BitVyper 05-23-2004 08:34 PM

Only someone with free will could can choose between the two. The blissfully ignorant have no such choice.

Of course, I wouldn't have just eaten the fruit; I'd have been proud of it. The funny thing is, I believe that would have gotten me off without punishment. Didn't God really punish Adam because he'd immediately chosen to do evil by lying about it? (And this is by no means designed to provoke a religion debate.)

I've always identified well with the Cain(although I'm not sure why Cain always gets put in that role,) or Lilith archetypes. I want to be as independant as possible. I want to live according to my own will, and nothing else.

Edit: Killing them is no different than dismantling a robot. We aren't alive without free will. Not in the figurative sense anyway.

Dragonsbane 05-24-2004 07:15 AM

The main source of my happiness is through challenge, excitement, and achievement....all of which are lacking from the "perfect" societies shown. A world in which I would be genetically altered to just enjoy whatever job I did would lack all of those things, thus inducing boredom.....

Without free will, how could we decide whether we are happy or not, anyway?

Call me crazy, but I'll choose free will over perfect sheeplike bliss any day....

Mattias 06-03-2004 11:03 AM

I dont know if anyone is still interested in this subject or not, or if anything i say will add something to the discussion or not.

Pertaining to the original basis of the question, bliss was only attainable in paradise. Adam and Eve eating the fruit was a violation of god's will and as a consquence, adam and eve were cast out of heaven, with the fallout being loss of bliss and gaining free will.

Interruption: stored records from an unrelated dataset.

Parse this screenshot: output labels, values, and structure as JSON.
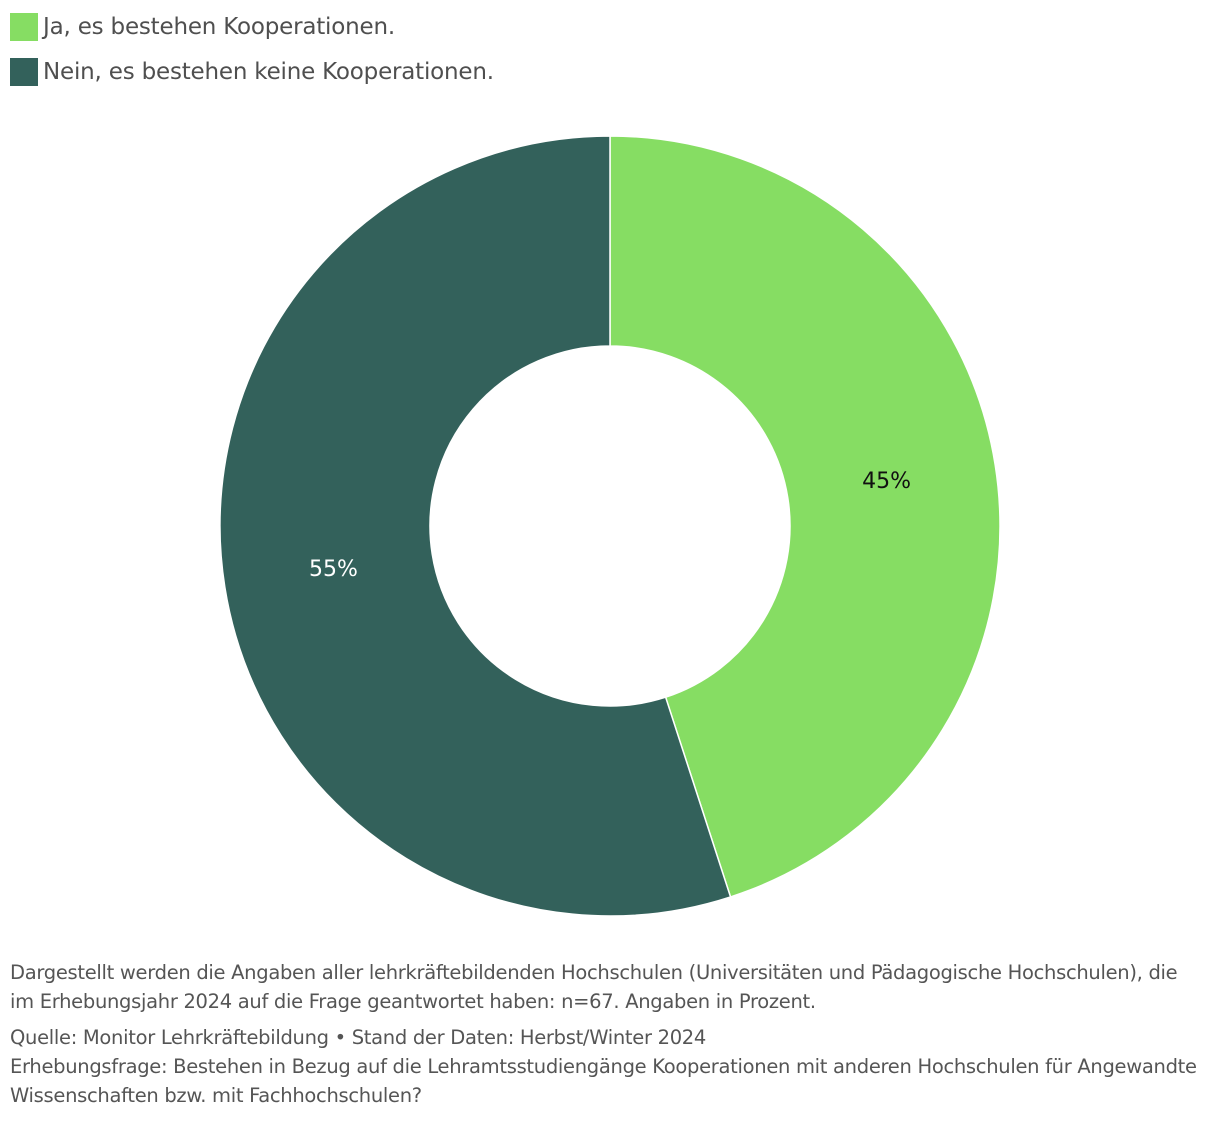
{
  "chart_data": {
    "type": "pie",
    "donut": true,
    "slices": [
      {
        "label": "Ja, es bestehen Kooperationen.",
        "value": 45,
        "value_label": "45%",
        "color": "#86dd63",
        "label_color": "#111111"
      },
      {
        "label": "Nein, es bestehen keine Kooperationen.",
        "value": 55,
        "value_label": "55%",
        "color": "#33615b",
        "label_color": "#ffffff"
      }
    ],
    "legend_position": "top-left"
  },
  "footer": {
    "note": "Dargestellt werden die Angaben aller lehrkräftebildenden Hochschulen (Universitäten und Pädagogische Hochschulen), die im Erhebungsjahr 2024 auf die Frage geantwortet haben: n=67. Angaben in Prozent.",
    "source": "Quelle: Monitor Lehrkräftebildung • Stand der Daten: Herbst/Winter 2024",
    "question": "Erhebungsfrage: Bestehen in Bezug auf die Lehramtsstudiengänge Kooperationen mit anderen Hochschulen für Angewandte Wissenschaften bzw. mit Fachhochschulen?"
  }
}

I love having free will. I love choosing what to do and when to do it. However to have bliss, in a scenerio where the happiness would never dull or lessen in anyway shape or form, would not be a bad choice. Although, I completely agree that satisfaction tastes better when sweet follows right after bitter.

I cannot begin to understand what true bliss would feel like. All ive ever know, of happiness is from the choices ive made and the choices of those around me. But all in all i think i would have to disagree with everyone whose posted so far, i would choose bliss over free will. Simply because i believe in a higher power ie christian/hebrew/muslam god, and any choice god could make is better then what man has made for themselves.